Please, before you fire off those angry letters describing in excruciating detail your RLS history, let me be clear: I have no doubt that some people have serious, real cases of RLS and suffer inordinately. By all means, they should seek medical help.

But I also suspect that many TV-addicted Americans who now think they have RLS probably just need to get more exercise or drink less caffeine or maybe wear leg irons to bed.

You wonder, in some cases, if the cure is worse than the illness

I mean, have you seen the possible side effects of Requip, a popular drug for RLS?

Apparently some users get an undeniable urge to gamble away their life savings.

I'm not kidding.

According to the Requip Web site, among the drug's possible side effects -- including drowsiness, nausea, dizziness and hallucinations (!)--is an "unusual urge to gamble or increased sexual urges and/or behaviors."

Just think: If more people were taking Requip, we might have approved casino gambling in Sedgwick County.

America is a sick, sick place, if you believe the TV ads, with new illnesses and syndromes popping up every few weeks.

Here are some other ailments I have no doubt we'll see test-marketed before long:

• Nervous Whistle Disorder. While whistling while you work could be a sign of happiness, more likely it reveals a deep-seated nervous condition long overlooked by medical science.

Compulsive whistling not only prevents people from reaching their full potential, it annoys the heck out of co-workers and family. Shut up -- just shut up -- with Silencia, a new drug that relaxes the muscles in the sufferers' lips and prevents them from puckering.

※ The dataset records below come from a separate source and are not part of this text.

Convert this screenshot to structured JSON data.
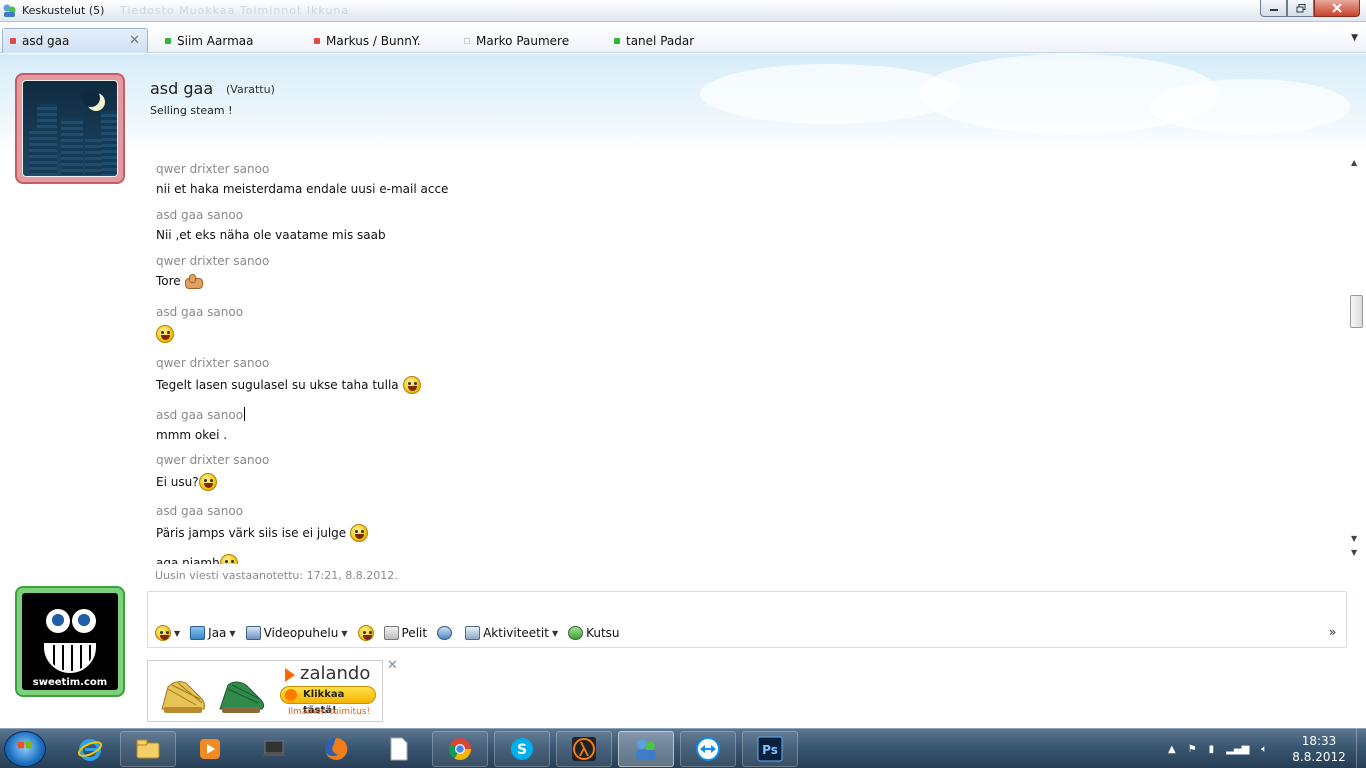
{
  "window": {
    "title": "Keskustelut (5)",
    "ghost_menu": "Tiedosto   Muokkaa   Toiminnot   Ikkuna"
  },
  "tabs": [
    {
      "label": "asd gaa",
      "status_color": "#e04a4a",
      "active": true
    },
    {
      "label": "Siim Aarmaa",
      "status_color": "#33b333",
      "active": false
    },
    {
      "label": "Markus / BunnY.",
      "status_color": "#e04a4a",
      "active": false
    },
    {
      "label": "Marko Paumere",
      "status_color": "#d0d0d0",
      "active": false
    },
    {
      "label": "tanel Padar",
      "status_color": "#33b333",
      "active": false
    }
  ],
  "contact": {
    "name": "asd gaa",
    "status": "(Varattu)",
    "personal_message": "Selling steam !"
  },
  "messages": [
    {
      "sender": "qwer drixter sanoo",
      "text": "nii et haka meisterdama endale uusi e-mail acce",
      "emoticon": ""
    },
    {
      "sender": "asd gaa sanoo",
      "text": "Nii ,et eks näha ole vaatame mis saab",
      "emoticon": ""
    },
    {
      "sender": "qwer drixter sanoo",
      "text": "Tore",
      "emoticon": "thumbs-up"
    },
    {
      "sender": "asd gaa sanoo",
      "text": "",
      "emoticon": "smiley"
    },
    {
      "sender": "qwer drixter sanoo",
      "text": "Tegelt lasen sugulasel su ukse taha tulla",
      "emoticon": "grin"
    },
    {
      "sender": "asd gaa sanoo",
      "text": "mmm okei .",
      "emoticon": ""
    },
    {
      "sender": "qwer drixter sanoo",
      "text": "Ei usu?",
      "emoticon": "grin"
    },
    {
      "sender": "asd gaa sanoo",
      "text": "Päris jamps värk siis ise ei julge",
      "emoticon": "grin"
    },
    {
      "sender": "",
      "text": "aga niamh",
      "emoticon": "grin"
    }
  ],
  "last_received": "Uusin viesti vastaanotettu: 17:21, 8.8.2012.",
  "input": {
    "value": "",
    "placeholder": ""
  },
  "toolbar": {
    "share": "Jaa",
    "video_call": "Videopuhelu",
    "games": "Pelit",
    "activities": "Aktiviteetit",
    "invite": "Kutsu",
    "more": "»"
  },
  "own_avatar": {
    "label": "sweetim.com"
  },
  "ad": {
    "brand": "zalando",
    "cta": "Klikkaa tästä!",
    "sub": "Ilmainen toimitus!"
  },
  "taskbar": {
    "time": "18:33",
    "date": "8.8.2012",
    "apps": [
      "internet-explorer",
      "file-explorer",
      "media-player",
      "laptop",
      "firefox",
      "document",
      "chrome",
      "skype",
      "half-life",
      "messenger",
      "teamviewer",
      "photoshop"
    ]
  },
  "colors": {
    "accent": "#1c6fbf",
    "sender_gray": "#8a8a8a",
    "busy_red": "#e04a4a",
    "online_green": "#33b333"
  }
}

Side effects may include lazy lip syndrome, drooling, vampirism, and compulsive and annoying humming.

• Ever worry that you've said the wrong thing in public situations? You're not alone. Millions of Americans suffer from Foot-in-Mouth Disease.

Ropadopamine is the answer. This new miracle drug, an offshoot of horse tranquilizer medications, renders sufferers comatose for weeks at a stretch -- typically 12 to 14 days, although individual results may vary. Upon awakening, most users have no recollection of their embarrassing social faux pas and may even believe they are contestants on "American Idol."

Side effects could include permanent memory loss, festering sores, and spontaneous public renditions of Ethel Merman songs.

If you think you may be suffering from either of these syndromes, I urge you to call a doctor or veterinarian at once and have him prescribe medication against his better judgment. And if you've found yourself growing agitated or offended while reading this column, you might be suffering from Irritable Reader Syndrome.